Les tensions entre Téhéran et Washington atteignent un nouveau sommet, alors que la fragile trêve en vigueur depuis le 8 avril est de plus en plus menacée. Les États-Unis et l’Iran, chacun brandissant la menace d’une reprise des hostilités, se retrouvent dans une impasse diplomatique.
EN BREF
- Donald Trump rejette la réponse de l’Iran, la qualifiant de « totalement inacceptable ».
- Téhéran propose une réouverture graduelle du détroit d’Ormuz en échange de la levée du blocus américain.
- Les menaces militaires se multiplient des deux côtés, augmentant la tension dans la région.
Dimanche, le président américain Donald Trump a exprimé son mécontentement sur son réseau social Truth Social à propos de la réponse iranienne aux propositions américaines visant à mettre fin aux hostilités. Dans un message emphatique, il a écrit : « Je ne l’aime pas – C’EST TOTALEMENT INACCEPTABLE ! » Cette déclaration souligne la fermeté des États-Unis face à une situation déjà tendue.
Les négociations semblent piétiner, sans que les deux parties ne divulguent leurs propositions respectives.

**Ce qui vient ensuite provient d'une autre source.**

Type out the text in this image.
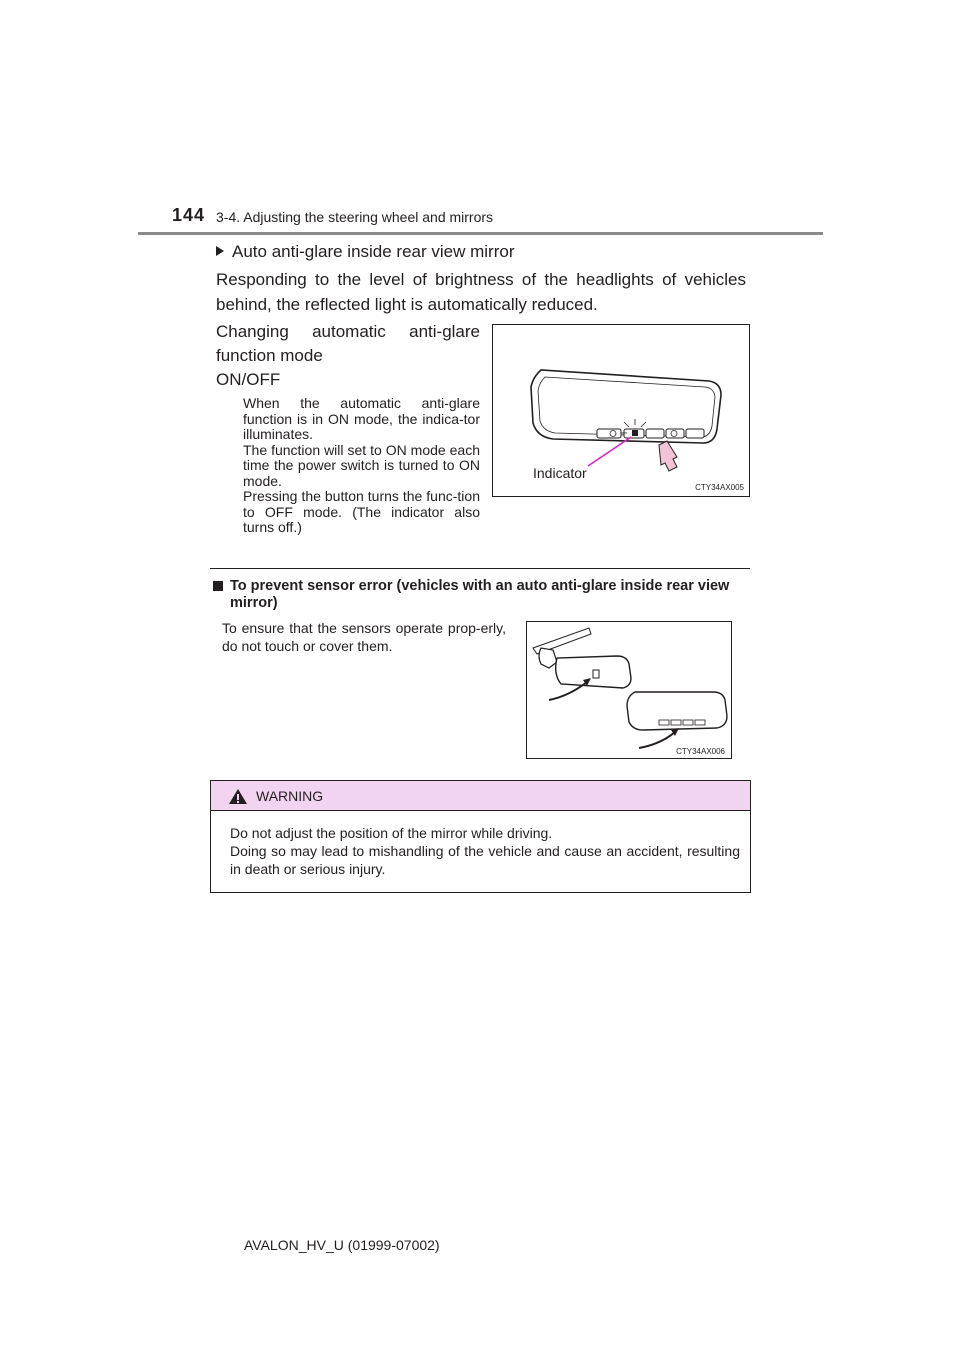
144 3-4. Adjusting the steering wheel and mirrors
Auto anti-glare inside rear view mirror
Responding to the level of brightness of the headlights of vehicles behind, the reflected light is automatically reduced.
Changing automatic anti-glare function mode
ON/OFF
When the automatic anti-glare function is in ON mode, the indica-tor illuminates.
The function will set to ON mode each time the power switch is turned to ON mode.
Pressing the button turns the func-tion to OFF mode. (The indicator also turns off.)
Indicator
CTY34AX005
To prevent sensor error (vehicles with an auto anti-glare inside rear view mirror)
To ensure that the sensors operate prop-erly, do not touch or cover them.
CTY34AX006
WARNING
Do not adjust the position of the mirror while driving.
Doing so may lead to mishandling of the vehicle and cause an accident, resulting in death or serious injury.
AVALON_HV_U (01999-07002)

L’Iran a néanmoins annoncé, par l’intermédiaire d’un médiateur pakistanais, qu’elle avait formulé une réponse au plan américain. Selon la télévision publique iranienne, celle-ci serait centrée sur la fin des combats sur tous les fronts, en particulier au Liban, ainsi que sur la sécurité de la navigation maritime.

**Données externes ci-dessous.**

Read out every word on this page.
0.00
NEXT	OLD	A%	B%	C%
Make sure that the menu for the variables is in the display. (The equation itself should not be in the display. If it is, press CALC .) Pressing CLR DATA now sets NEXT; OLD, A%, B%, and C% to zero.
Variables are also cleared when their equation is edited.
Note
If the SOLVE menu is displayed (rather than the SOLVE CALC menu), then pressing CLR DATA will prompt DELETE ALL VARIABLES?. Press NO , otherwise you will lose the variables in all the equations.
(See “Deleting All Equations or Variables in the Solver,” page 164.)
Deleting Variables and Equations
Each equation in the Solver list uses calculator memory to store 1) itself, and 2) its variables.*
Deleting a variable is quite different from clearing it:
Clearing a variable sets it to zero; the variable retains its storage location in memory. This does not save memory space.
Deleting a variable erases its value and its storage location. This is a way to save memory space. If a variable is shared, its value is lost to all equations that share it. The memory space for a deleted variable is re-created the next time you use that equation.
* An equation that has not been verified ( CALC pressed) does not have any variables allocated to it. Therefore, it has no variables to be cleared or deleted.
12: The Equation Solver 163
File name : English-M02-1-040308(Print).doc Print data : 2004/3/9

Des sources proches du dossier, citées par le Wall Street Journal, rapportent que Téhéran envisage de rouvrir progressivement le détroit d’Ormuz, qui est actuellement bloqué depuis le début des hostilités le 28 février. En contrepartie, l’Iran souhaiterait que le blocus des ports iraniens par la marine américaine soit levé. De plus, Téhéran serait préparé à « diluer » une partie de son uranium enrichi, tout en envoyant le reste vers un pays tiers.
Cette proposition a été accueillie avec scepticisme à Washington. En effet, Trump, lors d’une interview diffusée dimanche, a laissé entendre que l’armée américaine pourrait prolonger sa présence dans la région de deux semaines supplémentaires, avec l’intention de frapper toutes les cibles identifiées, afin de donner une « touche finale » à son offensive. Cette déclaration témoigne d’une volonté de maintenir la pression sur l’Iran.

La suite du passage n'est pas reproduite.